E DEPOIS DO ADEUS

Por: Francisco Salgueiro

Encontramo-nos sentados lado a lado e sinto que finalmente tudo acabou. A esperança da reconciliação é apenas uma utopia.
Estamos em silêncio há mais de 15 minutos. Não há palavras. São engolidas pelos pensamentos. É este o efeito do fim.
À nossa frente uma enorme fogueira faz-me lembrar o dia em que nos conhecemos. Na praia. Numa noite de verão. Numa festa. Nessa altura havia optimismo. Tudo ia correr bem. Como podia não correr?

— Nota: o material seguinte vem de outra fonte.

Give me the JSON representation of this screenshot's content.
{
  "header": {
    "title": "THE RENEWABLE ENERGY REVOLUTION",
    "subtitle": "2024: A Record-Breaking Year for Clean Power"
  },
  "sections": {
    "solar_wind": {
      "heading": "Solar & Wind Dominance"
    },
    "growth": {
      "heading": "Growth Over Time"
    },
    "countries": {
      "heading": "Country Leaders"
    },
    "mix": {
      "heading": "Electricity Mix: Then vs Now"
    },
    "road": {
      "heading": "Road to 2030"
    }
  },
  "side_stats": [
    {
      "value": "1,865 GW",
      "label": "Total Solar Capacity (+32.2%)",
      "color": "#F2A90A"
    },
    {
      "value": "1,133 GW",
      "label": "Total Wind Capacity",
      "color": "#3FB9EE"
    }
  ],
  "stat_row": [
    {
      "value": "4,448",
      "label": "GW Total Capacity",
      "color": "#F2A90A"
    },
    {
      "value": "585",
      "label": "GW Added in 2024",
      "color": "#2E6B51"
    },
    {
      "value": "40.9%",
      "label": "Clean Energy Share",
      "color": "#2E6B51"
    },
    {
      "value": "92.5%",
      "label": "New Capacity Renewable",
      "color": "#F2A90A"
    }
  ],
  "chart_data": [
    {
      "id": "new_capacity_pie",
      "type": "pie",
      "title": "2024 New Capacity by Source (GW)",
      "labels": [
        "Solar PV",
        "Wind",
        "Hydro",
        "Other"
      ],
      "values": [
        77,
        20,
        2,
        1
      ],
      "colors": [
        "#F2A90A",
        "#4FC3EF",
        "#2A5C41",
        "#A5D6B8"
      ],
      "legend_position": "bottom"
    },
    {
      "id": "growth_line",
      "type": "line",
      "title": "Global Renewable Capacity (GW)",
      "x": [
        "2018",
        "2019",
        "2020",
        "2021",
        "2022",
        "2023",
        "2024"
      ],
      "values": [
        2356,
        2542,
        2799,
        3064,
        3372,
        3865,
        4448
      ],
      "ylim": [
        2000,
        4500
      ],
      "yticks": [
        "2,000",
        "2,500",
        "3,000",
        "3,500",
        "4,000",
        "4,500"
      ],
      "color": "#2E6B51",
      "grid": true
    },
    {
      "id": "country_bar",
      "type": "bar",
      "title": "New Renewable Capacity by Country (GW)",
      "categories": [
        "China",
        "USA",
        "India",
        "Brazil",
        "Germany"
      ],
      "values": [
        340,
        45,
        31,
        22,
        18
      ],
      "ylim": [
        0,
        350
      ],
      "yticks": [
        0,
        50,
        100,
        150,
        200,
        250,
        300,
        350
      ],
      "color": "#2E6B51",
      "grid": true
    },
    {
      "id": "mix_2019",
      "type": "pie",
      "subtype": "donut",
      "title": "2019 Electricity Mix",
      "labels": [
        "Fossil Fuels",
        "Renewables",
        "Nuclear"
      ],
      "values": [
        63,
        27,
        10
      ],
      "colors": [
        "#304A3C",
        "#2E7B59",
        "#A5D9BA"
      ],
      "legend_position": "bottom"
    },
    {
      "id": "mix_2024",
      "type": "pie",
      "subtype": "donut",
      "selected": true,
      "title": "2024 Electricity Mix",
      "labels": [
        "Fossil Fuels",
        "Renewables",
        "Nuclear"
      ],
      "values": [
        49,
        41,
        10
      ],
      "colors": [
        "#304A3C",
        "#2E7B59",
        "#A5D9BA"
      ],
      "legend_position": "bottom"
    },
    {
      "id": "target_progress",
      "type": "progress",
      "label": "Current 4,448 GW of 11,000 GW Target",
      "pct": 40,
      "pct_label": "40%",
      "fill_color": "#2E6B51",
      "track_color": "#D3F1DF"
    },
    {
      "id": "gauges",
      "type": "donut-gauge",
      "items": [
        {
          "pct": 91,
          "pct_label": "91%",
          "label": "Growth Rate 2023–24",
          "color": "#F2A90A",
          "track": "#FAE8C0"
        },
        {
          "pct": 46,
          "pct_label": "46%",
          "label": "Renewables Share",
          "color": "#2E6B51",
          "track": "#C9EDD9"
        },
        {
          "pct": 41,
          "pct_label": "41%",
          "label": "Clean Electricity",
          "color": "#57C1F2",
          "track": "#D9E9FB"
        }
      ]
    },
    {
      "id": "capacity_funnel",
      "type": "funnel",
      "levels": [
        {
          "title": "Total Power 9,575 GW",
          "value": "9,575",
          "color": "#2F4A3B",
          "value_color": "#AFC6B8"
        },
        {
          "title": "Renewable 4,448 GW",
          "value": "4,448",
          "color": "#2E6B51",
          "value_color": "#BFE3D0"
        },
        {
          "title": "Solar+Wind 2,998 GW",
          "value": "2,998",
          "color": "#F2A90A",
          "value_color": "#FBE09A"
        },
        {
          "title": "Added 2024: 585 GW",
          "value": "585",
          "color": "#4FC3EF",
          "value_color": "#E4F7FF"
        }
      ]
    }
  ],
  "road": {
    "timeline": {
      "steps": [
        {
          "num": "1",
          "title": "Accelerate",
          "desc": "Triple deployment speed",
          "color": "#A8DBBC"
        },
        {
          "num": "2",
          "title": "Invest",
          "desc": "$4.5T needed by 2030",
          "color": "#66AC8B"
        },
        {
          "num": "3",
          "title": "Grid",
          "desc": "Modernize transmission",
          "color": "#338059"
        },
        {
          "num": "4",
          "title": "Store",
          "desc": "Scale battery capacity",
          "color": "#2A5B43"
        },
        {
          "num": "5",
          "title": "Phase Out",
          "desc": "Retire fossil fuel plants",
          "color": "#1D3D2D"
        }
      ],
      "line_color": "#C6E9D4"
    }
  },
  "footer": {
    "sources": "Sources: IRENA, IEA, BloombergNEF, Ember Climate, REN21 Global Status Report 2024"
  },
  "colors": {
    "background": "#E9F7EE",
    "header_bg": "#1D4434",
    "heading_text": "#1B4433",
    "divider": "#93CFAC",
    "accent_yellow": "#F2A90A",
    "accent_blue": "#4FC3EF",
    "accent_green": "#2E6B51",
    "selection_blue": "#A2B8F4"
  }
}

Um slide show de memórias desse momento invade a minha cabeça. Talvez seja uma tentativa de me abstrair da decisão tomada. Uma decisão para a qual fui empurrado.
A fogueira está cada vez maior. Praticamente fora de controlo. Os gritos afónicos do fogo são intercalados pelos das pessoas à nossa volta. Tal como na noite em que nos conhecemos. Exaltadas. Agora não há areia nem mar. Apenas pedras da calçada e asfalto.
A noite aquece-nos mas o passeio está gelado. É aí que estamos sentados. Aperto-lhe a mão com muita força. Ela retribui-me. Será esta a última vez que o  iremos fazer. Talvez noutro sítio, noutra altura, consigamos voltar a sentir que fazemos parte de alguma coisa. Agora não. Isso é passado. Apenas memórias.
É a solidão da saudade que me invade. Imagino que a Maria sinta o mesmo.
– Vamos? – Pergunta-me sem tirar os olhos da fogueira.
Tento abrir a boca. Quero dizer-lhe que não. Quero adiar esse momento até ao infinito.
Sei que depois de nos levantarmos nada voltará a ser como dantes. Haverá lágrimas, abraços, uma sensação de aperto e promessas que sabemos impossíveis de serem cumpridas.
Eu não quero. Eu não mereço. Penso em tudo o que poderia ter feito de melhor. Talvez se me tivesse esforçado mais. Talvez se me tivesse importado mais. Talvez as coisas tivessem sido diferentes.
Talvez, mas não fiz. Talvez, mas não foram.
A Maria levanta-se e eu finjo que não reparo. Foco a minha atenção nas pessoas que correm desordenadas à minha frente. Umas com roupas rasgadas. Outras com sangue a escorrer pela cara. Outras com máscaras. Outras com capacetes.
No ar vejo pedras a voar. Caixotes do lixo são atirados para dentro da fogueira. Barreiras metálicas encontram-se entrelaçadas.
Flashes vão intercalando esta esquizofrenia de acontecimentos que acontecem à nossa frente.
Debruço a cabeça nos joelhos e começo a chorar. Por mim, pela Maria, pela minha família, pelos meus amigos, pelo meu país.
Daqui a cinco horas deixamos Portugal. Para sempre? Talvez. Trabalhei durante dez anos. Há três que não arranjo emprego. O subsídio de desemprego acabou-se. Não posso mais viver em casa dos meus pais. Tive de arranjar uma solução.
Emigrar. Não por opção.
Sinto-me a ser expulso. Involuntariamente arrancado da minha pátria. A terra de um homem, na qual se criam valores, laços afectivos e culturais. Uma identidade. A nossa identidade. O que resta dela?
A Maria e eu viemos aqui para a frente do Parlamento assistir a mais uma manifestação. Pensámos que talvez as coisas pudessem melhorar. Seria desta vez. A derradeira. Alguém descobriria a solução. Já não teríamos que ir embora. Amanhã chamariam pelos nossos nomes no aeroporto mas nós não estaríamos lá.
Não aconteceu. Já nem sequer temos direito de sonhar.
Enquanto subimos pela Calçada da Estrela, e ouvimos ao longe vidros a serem partidos e carrinhas da polícia de intervenção a chegar, abraçamo-nos. É um abraço com uma força vazia, que tentamos preencher com os projectos idealizados para os próximos tempos. Ainda não existem. Apenas um destino. Apenas uma esperança. Um bilhete só de ida.
Pelo menos, temo-nos um ao outro.
Choramos. De dor. De tristeza. De abandono. De saudade.